All visitors to Bhutan (except those from India, Bangladesh, and the Maldives) are required to have a visa. All visitors must also book their travel through a local tour operator. This tour operator will obtain the visa once your trip expenses are paid in full.
Also called the Minimum Daily Package, this is the daily fee, per person, to visit Bhutan. This tariff covers your stay in a 3 star accommodation (4 and 5 star accommodations require an additional fee), all meals, a licensed Bhutanese tour guide, all internal transportation, and camping equipment if you are going trekking. This fee also includes taxes and the Royalty fee of $65.
The fee is $200 per person, per day for the months of January, February, June, July, August, and December. The fee is $250 per person, per day for the months of March, April, May, September, October, and November. Children under the age of five are free. Children between 5 and 12 years old receive a 50% discount.
Your payment needs to be wired to the Bhutan National Bank before your visa will be issued. This fee is mandatory. There is no negotiating down the price of the tourist tariff.
Is Bhutan Worth It?
Bhutan is an expensive destination. For travelers on a budget, this destination is hard to swallow. “Is Bhutan worth it?” was a question we asked ourselves (and travel forums) multiple times before booking our trip. I am so glad we did. Bhutan is one of the most unique places to visit on the planet. So yes, Bhutan is worth it. Read our posts to learn more.
Best Time To Go
September through November are the best months to visit Bhutan, with clear skies, pleasant temperatures, and the greatest number of festivals. Springtime, from March through May, are also good, with comfortable temperatures but a small chance of rain. The summer months, June through August, can be hot and this period gets the most rainfall. The winter months, December through February, have clear skies but cold temperatures and has the fewest tourists.
Tiger’s Nest (Paro Takstang). Gaze at this Buddhist monastery precariously perched on the side of a mountain hundreds of meters off of the ground. It’s worth the uphill hike to get here and this is your chance to see one of Bhutan’s most popular icons.
Paro. Most people spend at least a little time in this city since it is home to Paro International Airport. This is also your home base for the hike up to the Tiger’s Nest.
Thimphu. Thimphu is the capital of Bhutan. There is a lot to do here. Visit the Cheri Monastery, see the Takin Preserve, spin prayer wheels at the Memorial Chorten, or gaze up at Buddha Dordenma, the largest sitting Buddha in the world.
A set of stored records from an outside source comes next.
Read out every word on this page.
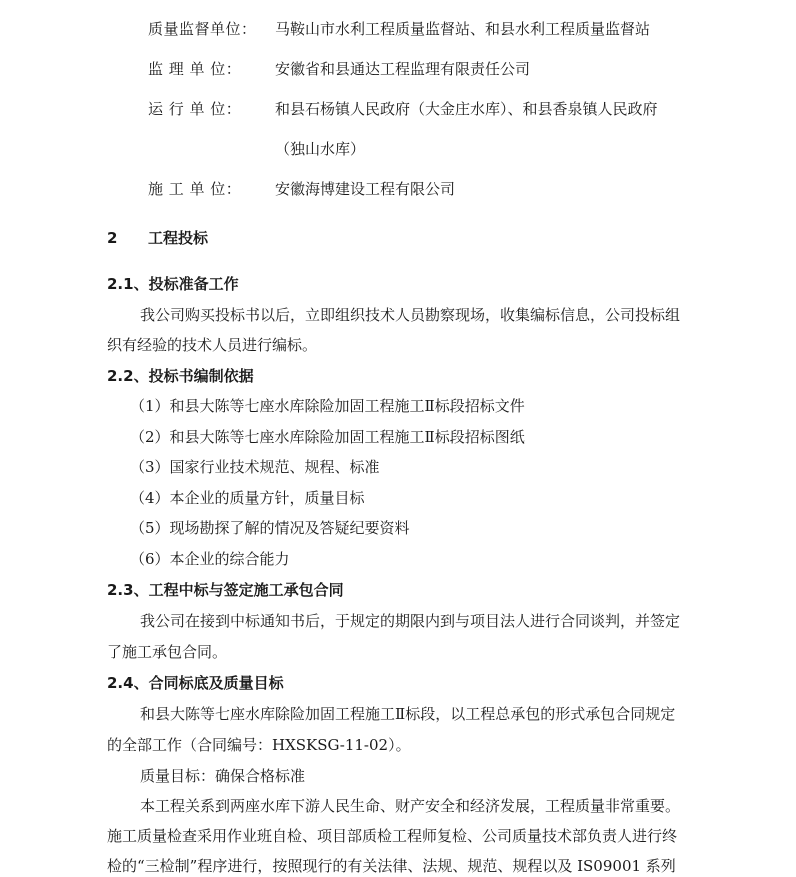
质量监督单位： 马鞍山市水利工程质量监督站、和县水利工程质量监督站
监 理 单 位： 安徽省和县通达工程监理有限责任公司
运 行 单 位： 和县石杨镇人民政府（大金庄水库）、和县香泉镇人民政府
（独山水库）
施 工 单 位： 安徽海博建设工程有限公司
2 工程投标
2.1、投标准备工作
我公司购买投标书以后，立即组织技术人员勘察现场，收集编标信息，公司投标组
织有经验的技术人员进行编标。
2.2、投标书编制依据
（1）和县大陈等七座水库除险加固工程施工Ⅱ标段招标文件
（2）和县大陈等七座水库除险加固工程施工Ⅱ标段招标图纸
（3）国家行业技术规范、规程、标准
（4）本企业的质量方针，质量目标
（5）现场勘探了解的情况及答疑纪要资料
（6）本企业的综合能力
2.3、工程中标与签定施工承包合同
我公司在接到中标通知书后，于规定的期限内到与项目法人进行合同谈判，并签定
了施工承包合同。
2.4、合同标底及质量目标
和县大陈等七座水库除险加固工程施工Ⅱ标段，以工程总承包的形式承包合同规定
的全部工作（合同编号：HXSKSG-11-02）。
质量目标：确保合格标准
本工程关系到两座水库下游人民生命、财产安全和经济发展，工程质量非常重要。
施工质量检查采用作业班自检、项目部质检工程师复检、公司质量技术部负责人进行终
检的“三检制”程序进行，按照现行的有关法律、法规、规范、规程以及 IS09001 系列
Dochula Pass. The Dochula Pass is a high mountain pass (3,150 meters, 10,330 ft) on the road between Thimpu and Punakha. Get a glimpse of snow-covered Himalayas and walk among the 108 chortens that serve as a memorial to Bhutanese soldiers killed in a uprising in 2003.
Punakha. This city was once the capital of Bhutan. Visitors come here to see the amazing Punakha Dzong sitting on the banks of the Pho Chhu and Mo Chhu Rivers.
Chimi Lhakhang. This is a Buddhist monastery located near Punakha. Lama Drukpa Kunley, the Divine Madman, is one of Bhutan’s favorite saints, famous for his sexual exploits. His temple is now visited by childless couples searching to increase their fertility. Be blessed by a wooden phallus to ward off evil spirits…a travel experience you won’t soon forget.
See a festival. Bhutan is a country that loves a festival. These are among the most colorful events in the world.
Snowman Trek. This is one of the hardest high-altitude treks in the world. Spend 25 days trekking through the Himalayas of Bhutan, crossing nine passes with altitudes over 4500 meters.